Institution: The University of Texas at Austin
EPA Project Officer: Klieforth, Barbara I
Project Period: October 1, 1997 through September 30, 1999 (Extended to February 29, 2004)
Project Amount: $862,290
RFA: Endocrine Disruptors (1997) RFA Text | Recipients Lists
Research Category: Environmental Justice , Human Health , Safer Chemicals , Endocrine Disruptors
The overall aim of the proposed research is to understand the nature, extent and mechanisms of reproductive and endocrine toxicity of a representative xenobiotic estrogen, o,p'-DDT, and a putative xenobiotic antiandrogen, p,p'-DDE, in an established vertebrate model, the teleost Atlantic croaker. The following specific hypotheses will be tested: (1) Embryological development, gonadal differentiation, puberty and gonadal growth are sensitive stages of the teleost reproductive life history cycle to disruption by estrogenic and antiandrogenic chemicals; (2) The reproductive toxicities of o,p'-DDT and p,p'-DDE in both male and female croaker are primarily due to their estrogenic and antiandrogenic activities, respectively; (3) Endocrine disruption in males by xenoestrogens is mediated by their binding to the testicular estrogen receptor (ER) and disruption by antiandrogens in females is caused by binding to the ovarian androgen receptor (AR) in addition to the more traditional sites of estrogen and androgen action on the hypothalamus-pituitary-gonadal-liver axis; (4) Males in general are more sensitive than females to the reproductive effects of estrogenic chemicals.
The effects of in vivo administration o,p'-DDT will be compared to those of a synthetic estrogen, diethylstilbestrol and the effects of o,p'-DDE will be compared to those of an antiandrogen, cyproterone acetate (hypothesis 2). The effects of both DDT analogs will be compared to those of p,p'-DDD which does not bind to either the ER or AR in croaker (hypothesis 2) and a DDT mixture which approximates the analog composition in fish samples collected from the Southern California Bight. Both male and females will be exposed to the model compounds throughout their life cycles to obtain a comprehensive understanding of how chemicals impair teleost reproduction (hypothesis 1) and which reproductive life cycle stage is the most sensitive (hypothesis 4). Indices of reproductive function such as gametogenesis, sex differentiation, hatching success and sperm motility, as well as indices of endocrine function such as steroid and gonadotropin secretion and receptor concentrations will be measured after exposure to the model compounds. The sites of estrogen action will be determined by in situ hybridization of the ER mRNA and androgen action by AR assays (hypothesis 3). Estrogenic and antiandrogenic actions of the model compounds will be assessed by specific assays (hypothesis 2). Interactions of the model compounds with the ER and AR and will be examined in competition studies (hypothesis 2 and 3).

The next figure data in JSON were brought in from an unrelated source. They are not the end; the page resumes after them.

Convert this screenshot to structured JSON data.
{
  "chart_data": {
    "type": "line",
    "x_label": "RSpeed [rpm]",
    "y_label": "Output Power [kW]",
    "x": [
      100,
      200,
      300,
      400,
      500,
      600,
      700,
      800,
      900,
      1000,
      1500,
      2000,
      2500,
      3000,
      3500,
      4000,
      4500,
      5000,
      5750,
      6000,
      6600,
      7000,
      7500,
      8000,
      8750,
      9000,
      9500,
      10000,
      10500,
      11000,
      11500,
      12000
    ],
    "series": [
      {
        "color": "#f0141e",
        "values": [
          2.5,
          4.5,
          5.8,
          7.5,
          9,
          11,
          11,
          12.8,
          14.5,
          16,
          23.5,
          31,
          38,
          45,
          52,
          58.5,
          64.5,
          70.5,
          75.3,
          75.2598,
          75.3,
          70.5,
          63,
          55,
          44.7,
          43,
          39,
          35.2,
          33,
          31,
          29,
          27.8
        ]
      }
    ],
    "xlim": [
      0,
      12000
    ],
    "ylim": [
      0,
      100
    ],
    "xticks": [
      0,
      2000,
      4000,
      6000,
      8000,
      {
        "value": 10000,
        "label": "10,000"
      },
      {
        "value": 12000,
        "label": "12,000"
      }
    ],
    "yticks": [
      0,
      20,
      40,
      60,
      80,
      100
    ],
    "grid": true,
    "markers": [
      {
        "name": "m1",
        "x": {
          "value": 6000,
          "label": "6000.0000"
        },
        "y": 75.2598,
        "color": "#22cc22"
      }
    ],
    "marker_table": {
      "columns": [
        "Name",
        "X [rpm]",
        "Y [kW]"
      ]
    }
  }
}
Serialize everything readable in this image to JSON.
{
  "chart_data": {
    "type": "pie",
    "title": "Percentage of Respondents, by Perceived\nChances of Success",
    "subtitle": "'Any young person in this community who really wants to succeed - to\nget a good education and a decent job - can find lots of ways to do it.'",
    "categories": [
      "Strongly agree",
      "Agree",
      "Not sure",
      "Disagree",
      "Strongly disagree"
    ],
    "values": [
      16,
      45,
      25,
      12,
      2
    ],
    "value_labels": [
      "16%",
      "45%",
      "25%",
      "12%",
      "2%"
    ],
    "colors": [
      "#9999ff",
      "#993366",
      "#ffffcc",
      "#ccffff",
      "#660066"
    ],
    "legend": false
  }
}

It is expected that the results will support the 5 hypotheses outlined above. We expect to demonstrate for the first time the involvement of an ER in fish testes in mediating the adverse effects of xenobiotic estrogens on testicular function and the involvement of the AR in mediating the toxic actions of antiandrogens on ovarian function in vertebrates. These studies are expected to provide mechanistic explanations of how xenoestrogens and xenobiotic androgens can interfere with gonadal sex differentiation and reproductive development and induce feminization in fish and wildlife. The mechanisms of toxicity are expected to be similar to those reported in mammals and therefore can be extrapolated to other vertebrate groups. Our findings will be valuable for conducting risk assessments by state and federal agencies, especially for DDT contamination in fish populations in the Southern California Bight.